We're used to expecting something else from reclusive director Terrence Malick, but for only his fifth feature in a 40-year career, he pulls out all the stops and offers a sensory, largely narrative-free tone poem that defies conventional definition. Closer to pure cinema than he's ever been, and rising to the rarefied, ambitious heights only the most unyielding auteurs of art cinema strive for, mr. Malick harnesses the full power of Hollywood filmmaking for his stubbornly singular vision of innocence lost in a mythical America, juxtaposing family life to the beginning and end of existence itself.
     The Tree of Life can be seen as a bookend or answer to mr. Malick's previous film, 2005's The New World, showing how the promise of the "new world" has been squandered through the fallibility of humanity, with Man wandering, uncomprehending, through a Creation he fails to understand or even acknowledge in his quest for meaning. The film is loosely structured around the memories of Jack O'Brien (played by Sean Penn as an adult and Hunter McCracken as a young boy), who is struggling to make sense, in the present day, of his childhood and his relationships with his sensitive young brother (Laramie Eppler), his kind mother (Jessica Chastain) and his strict father (Brad Pitt).
     There is much to admire in The Tree of Life, not least in the exquisite dovetailing of mr. Malick's extraordinary ambition with his masterful control of rhythm and tempo and his meticulous weaving of image, music, acting and sound into a harmonious whole that communicates through shared emotion rather than traditional storytelling. Even though The Tree of Life ranges from the dawn of the universe (richly imagined with the help of veteran visual effects artists Douglas Trumbull and Dan Glass) to modern day America in a fragmented, time-shifting structure, the clarity and precision of the vision is impressive. The mysticism glanced in previous films moves here centre stage and blossoms into full-fledged religion (not so much Catholic as a combination of spirituality, pantheism and hard science), though its picturing from the point of view of a God-fearing Texas family may lead to misjudgements from less religiously-inclined viewers.

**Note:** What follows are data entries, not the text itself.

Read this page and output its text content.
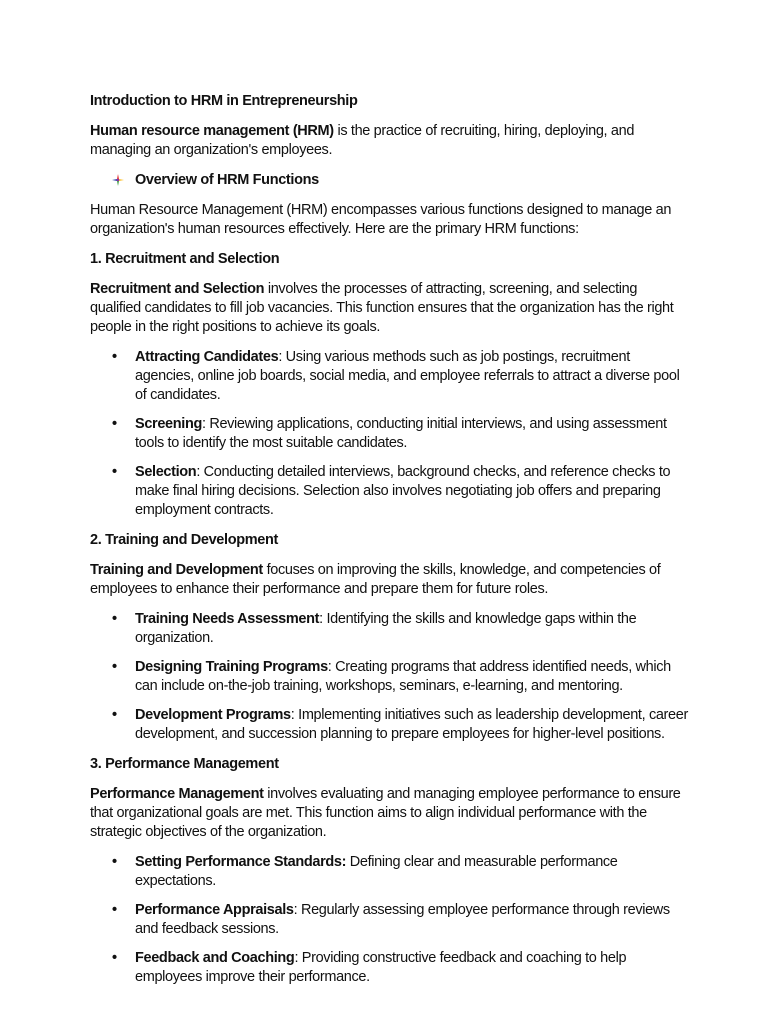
Introduction to HRM in Entrepreneurship

Human resource management (HRM) is the practice of recruiting, hiring, deploying, and managing an organization's employees.

Overview of HRM Functions

Human Resource Management (HRM) encompasses various functions designed to manage an organization's human resources effectively. Here are the primary HRM functions:

1. Recruitment and Selection

Recruitment and Selection involves the processes of attracting, screening, and selecting qualified candidates to fill job vacancies. This function ensures that the organization has the right people in the right positions to achieve its goals.

• Attracting Candidates: Using various methods such as job postings, recruitment agencies, online job boards, social media, and employee referrals to attract a diverse pool of candidates.
• Screening: Reviewing applications, conducting initial interviews, and using assessment tools to identify the most suitable candidates.
• Selection: Conducting detailed interviews, background checks, and reference checks to make final hiring decisions. Selection also involves negotiating job offers and preparing employment contracts.
2. Training and Development

Training and Development focuses on improving the skills, knowledge, and competencies of employees to enhance their performance and prepare them for future roles.

• Training Needs Assessment: Identifying the skills and knowledge gaps within the organization.
• Designing Training Programs: Creating programs that address identified needs, which can include on-the-job training, workshops, seminars, e-learning, and mentoring.
• Development Programs: Implementing initiatives such as leadership development, career development, and succession planning to prepare employees for higher-level positions.
3. Performance Management

Performance Management involves evaluating and managing employee performance to ensure that organizational goals are met. This function aims to align individual performance with the strategic objectives of the organization.

• Setting Performance Standards: Defining clear and measurable performance expectations.
• Performance Appraisals: Regularly assessing employee performance through reviews and feedback sessions.
• Feedback and Coaching: Providing constructive feedback and coaching to help employees improve their performance.
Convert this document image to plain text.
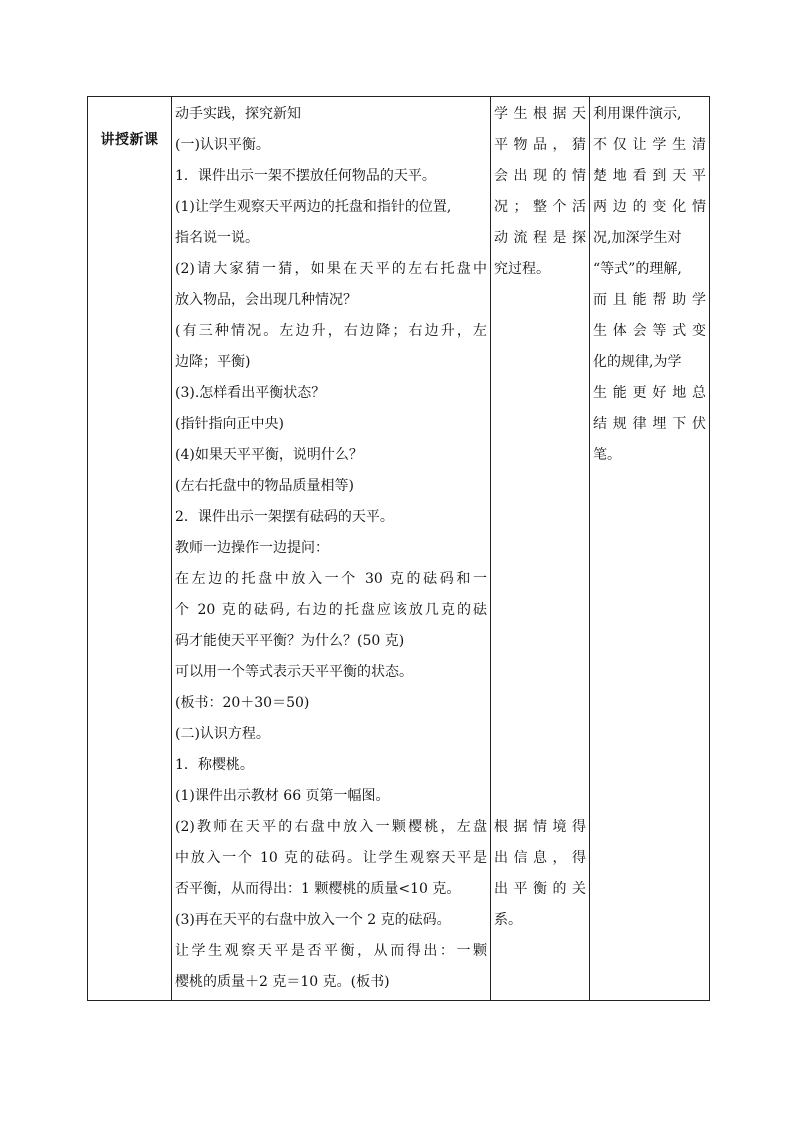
讲授新课

动手实践，探究新知
(一)认识平衡。
1．课件出示一架不摆放任何物品的天平。
(1)让学生观察天平两边的托盘和指针的位置,
指名说一说。
(2)请大家猜一猜，如果在天平的左右托盘中
放入物品，会出现几种情况？
(有三种情况。左边升，右边降；右边升，左
边降；平衡)
(3).怎样看出平衡状态？
(指针指向正中央)
(4)如果天平平衡，说明什么？
(左右托盘中的物品质量相等)
2．课件出示一架摆有砝码的天平。
教师一边操作一边提问：
在左边的托盘中放入一个 30 克的砝码和一
个 20 克的砝码, 右边的托盘应该放几克的砝
码才能使天平平衡？为什么？(50 克)
可以用一个等式表示天平平衡的状态。
(板书：20＋30＝50)
(二)认识方程。
1．称樱桃。
(1)课件出示教材 66 页第一幅图。
(2)教师在天平的右盘中放入一颗樱桃，左盘
中放入一个 10 克的砝码。让学生观察天平是
否平衡，从而得出：1 颗樱桃的质量<10 克。
(3)再在天平的右盘中放入一个 2 克的砝码。
让学生观察天平是否平衡，从而得出：一颗
樱桃的质量＋2 克＝10 克。(板书)

学生根据天
平物品，猜
会出现的情
况；整个活
动流程是探
究过程。
根据情境得
出信息，得
出平衡的关
系。

利用课件演示,
不仅让学生清
楚地看到天平
两边的变化情
况,加深学生对
“等式”的理解,
而且能帮助学
生体会等式变
化的规律,为学
生能更好地总
结规律埋下伏
笔。
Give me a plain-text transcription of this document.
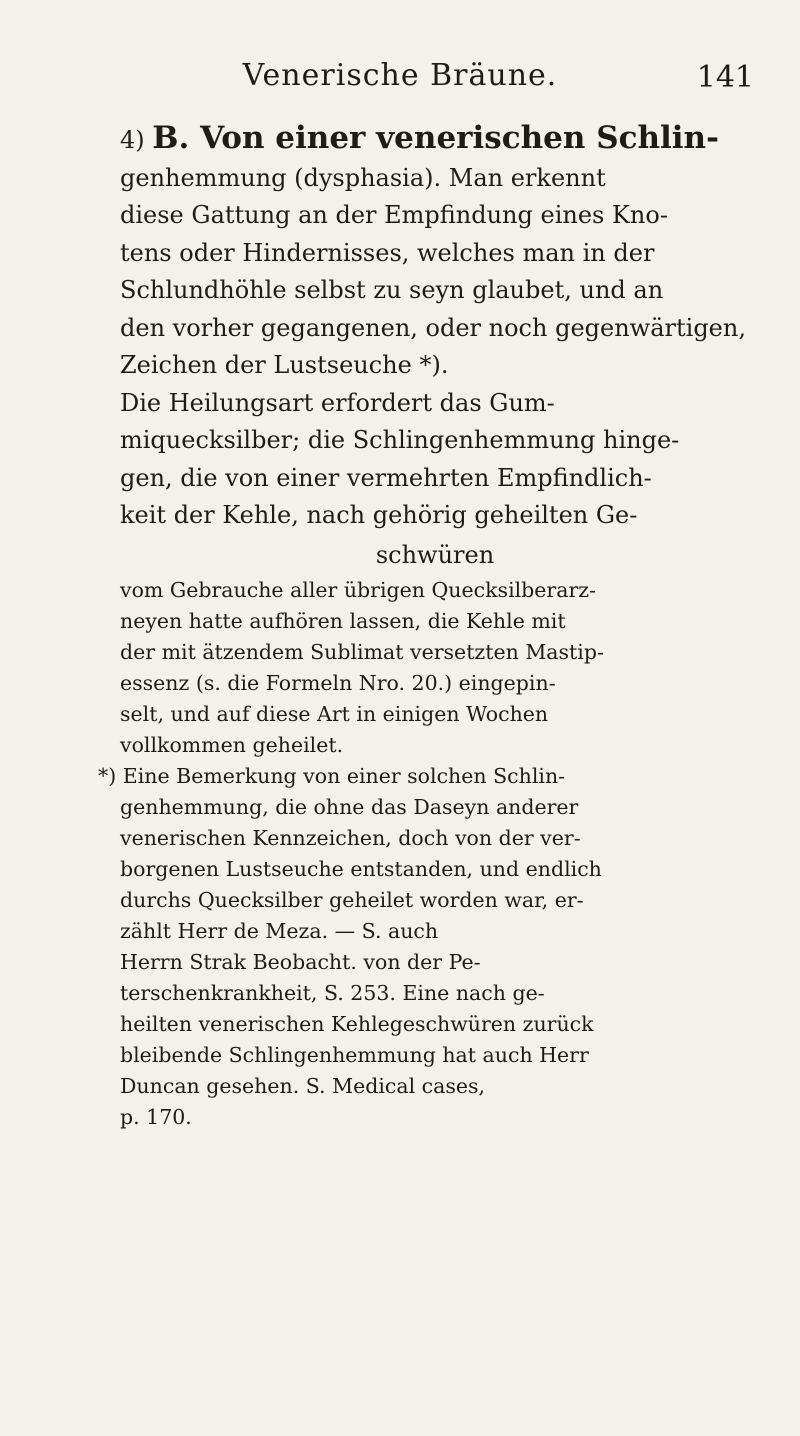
Venerische Bräune.	141

4) B. Von einer venerischen Schlin-

genhemmung (dysphasia). Man erkennt

diese Gattung an der Empfindung eines Kno-

tens oder Hindernisses, welches man in der

Schlundhöhle selbst zu seyn glaubet, und an

den vorher gegangenen, oder noch gegenwärtigen,

Zeichen der Lustseuche *).

Die Heilungsart erfordert das Gum-

miquecksilber; die Schlingenhemmung hinge-

gen, die von einer vermehrten Empfindlich-

keit der Kehle, nach gehörig geheilten Ge-

schwüren

vom Gebrauche aller übrigen Quecksilberarz-

neyen hatte aufhören lassen, die Kehle mit

der mit ätzendem Sublimat versetzten Mastip-

essenz (s. die Formeln Nro. 20.) eingepin-

selt, und auf diese Art in einigen Wochen

vollkommen geheilet.

*) Eine Bemerkung von einer solchen Schlin-

genhemmung, die ohne das Daseyn anderer

venerischen Kennzeichen, doch von der ver-

borgenen Lustseuche entstanden, und endlich

durchs Quecksilber geheilet worden war, er-

zählt Herr de Meza. — S. auch

Herrn Strak Beobacht. von der Pe-

terschenkrankheit, S. 253. Eine nach ge-

heilten venerischen Kehlegeschwüren zurück

bleibende Schlingenhemmung hat auch Herr

Duncan gesehen. S. Medical cases,

p. 170.
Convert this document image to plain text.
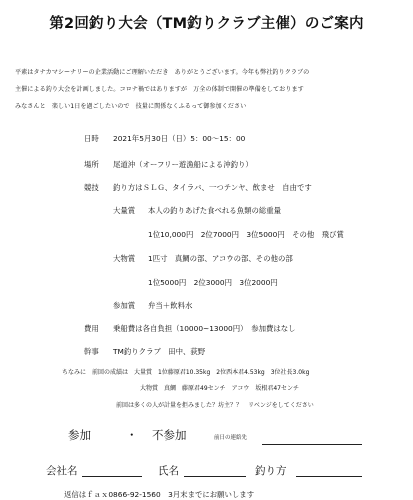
第2回釣り大会（TM釣りクラブ主催）のご案内
平素はタナカマシーナリーの企業活動にご理解いただき　ありがとうございます。今年も弊社釣りクラブの
主催による釣り大会を計画しました。コロナ禍ではありますが　万全の体制で開催の準備をしております
みなさんと　楽しい1日を過ごしたいので　技量に関係なくふるって御参加ください
日時 2021年5月30日（日）5：00～15：00
場所 尾道沖（オーフリー遊漁船による沖釣り）
競技 釣り方はＳＬＧ、タイラバ、一つテンヤ、飲ませ　自由です
大量賞 本人の釣りあげた食べれる魚類の総重量
1位10,000円　2位7000円　3位5000円　その他　飛び賞
大物賞 1匹寸　真鯛の部、アコウの部、その他の部
1位5000円　2位3000円　3位2000円
参加賞 弁当＋飲料水
費用 乗船費は各自負担（10000~13000円）　参加費はなし
幹事 TM釣りクラブ　田中、荻野
ちなみに　前回の成績は　大量賞　1位藤原君10.35kg　2位西本君4.53kg　3位社長3.0kg
大物賞　真鯛　藤原君49センチ　アコウ　坂根君47センチ
前回は多くの人が計量を拒みました？坊主？？　リベンジをしてください
参加	・ 不参加	前日の連絡先
会社名	氏名	釣り方
返信はｆａｘ0866-92-1560　3月末までにお願いします
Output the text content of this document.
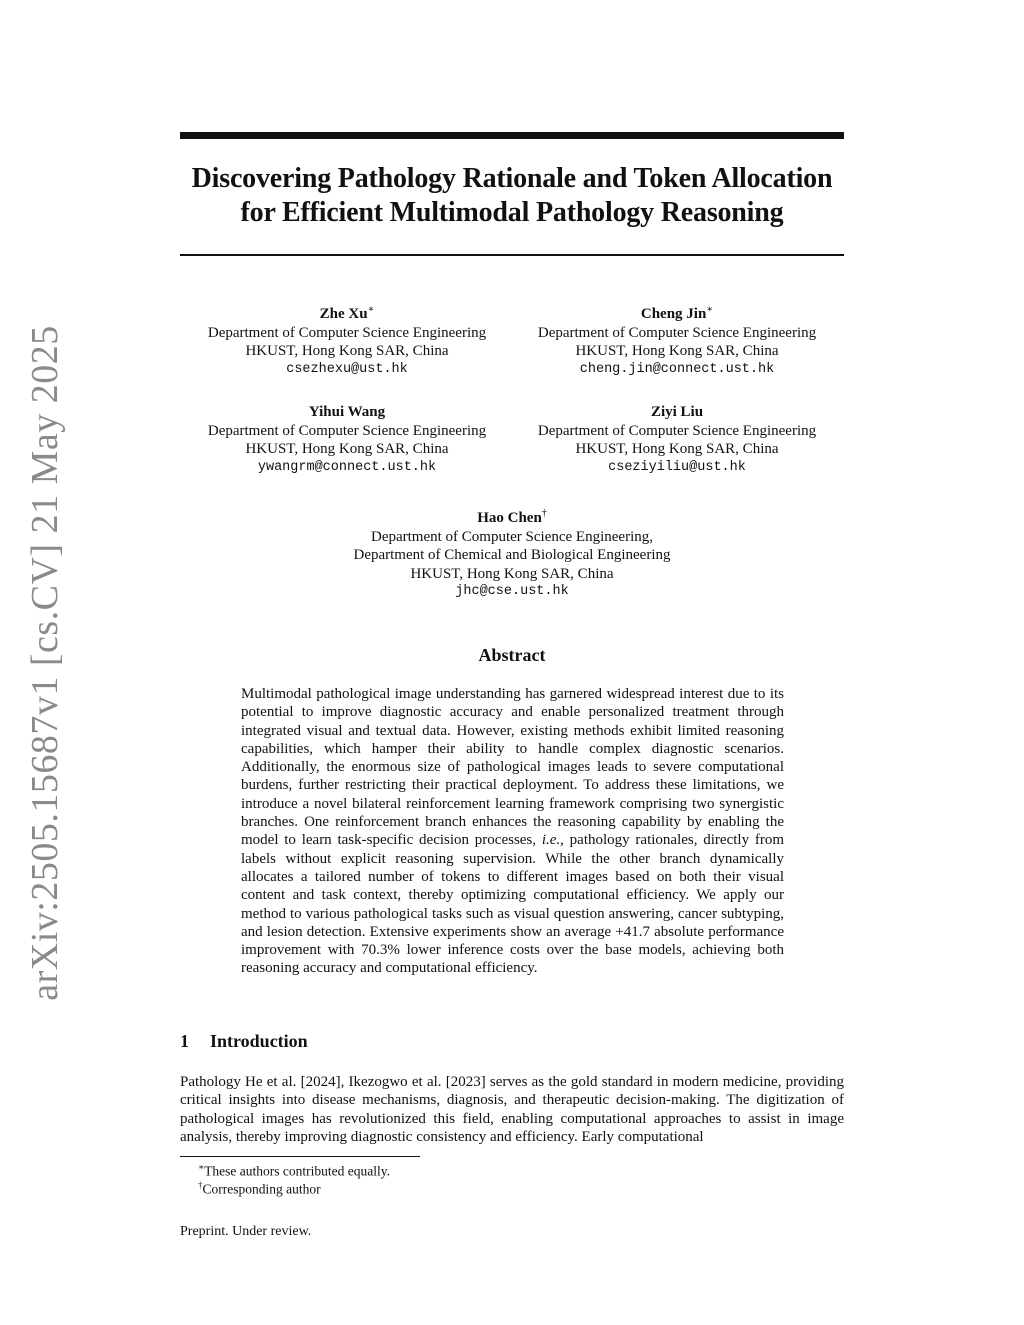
arXiv:2505.15687v1 [cs.CV] 21 May 2025
Discovering Pathology Rationale and Token Allocation
for Efficient Multimodal Pathology Reasoning
Zhe Xu∗
Department of Computer Science Engineering
HKUST, Hong Kong SAR, China
csezhexu@ust.hk
Cheng Jin∗
Department of Computer Science Engineering
HKUST, Hong Kong SAR, China
cheng.jin@connect.ust.hk
Yihui Wang
Department of Computer Science Engineering
HKUST, Hong Kong SAR, China
ywangrm@connect.ust.hk
Ziyi Liu
Department of Computer Science Engineering
HKUST, Hong Kong SAR, China
cseziyiliu@ust.hk
Hao Chen†
Department of Computer Science Engineering,
Department of Chemical and Biological Engineering
HKUST, Hong Kong SAR, China
jhc@cse.ust.hk
Abstract

Multimodal pathological image understanding has garnered widespread interest due to its potential to improve diagnostic accuracy and enable personalized treatment through integrated visual and textual data. However, existing methods exhibit limited reasoning capabilities, which hamper their ability to handle complex diagnostic scenarios. Additionally, the enormous size of pathological images leads to severe computational burdens, further restricting their practical deployment. To address these limitations, we introduce a novel bilateral reinforcement learning framework comprising two synergistic branches. One reinforcement branch enhances the reasoning capability by enabling the model to learn task-specific decision processes, i.e., pathology rationales, directly from labels without explicit reasoning supervision. While the other branch dynamically allocates a tailored number of tokens to different images based on both their visual content and task context, thereby optimizing computational efficiency. We apply our method to various pathological tasks such as visual question answering, cancer subtyping, and lesion detection. Extensive experiments show an average +41.7 absolute performance improvement with 70.3% lower inference costs over the base models, achieving both reasoning accuracy and computational efficiency.

1 Introduction

Pathology He et al. [2024], Ikezogwo et al. [2023] serves as the gold standard in modern medicine, providing critical insights into disease mechanisms, diagnosis, and therapeutic decision-making. The digitization of pathological images has revolutionized this field, enabling computational approaches to assist in image analysis, thereby improving diagnostic consistency and efficiency. Early computational

∗These authors contributed equally.
†Corresponding author
Preprint. Under review.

     Regardless of one's opinion - and it is a film that demands admiration as much as empathy -, the sheer artistic result of The Tree of Life puts it straight in the company of visionary masters such as Stanley Kubrick (to whose 2001: A Space Odyssey it has already been compared), Jean-Luc Godard or Carl Theodor Dreyer. No other American film this year will even come close to its majesty.

Starring Brad Pitt, Sean Penn, Jessica Chastain; Fiona Shaw, Irene Bedard, Jessica Fuselier; and introducing Hunter McCracken, Laramie Eppler, Tye Sheridan.
     Directed and written by Terrence Malick; produced by Sarah Green, Bill Pohlad, Brad Pitt, Dede Gardner, Grant Hill; music by Alexandre Desplat; director of photography (colour by DeLuxe), Emmanuel Lubezki; production designer, Jack Fisk; costume designer, Jacqueline West; film editors, Hank Corwin, Jay Rabinowitz, Daniel Rezende, Billy Weber, Mark Yoshikawa; senior visual effects supervisor, Dan Glass.
     A River Road Entertainment presentation/production. (US distributor, Fox Searchlight Pictures/Twentieth Century-Fox. World sales, Summit Entertainment.)
     Screened: distributor advance press screening, Zon Lusomundo Colombo 9 (Lisbon), May 18th 2011.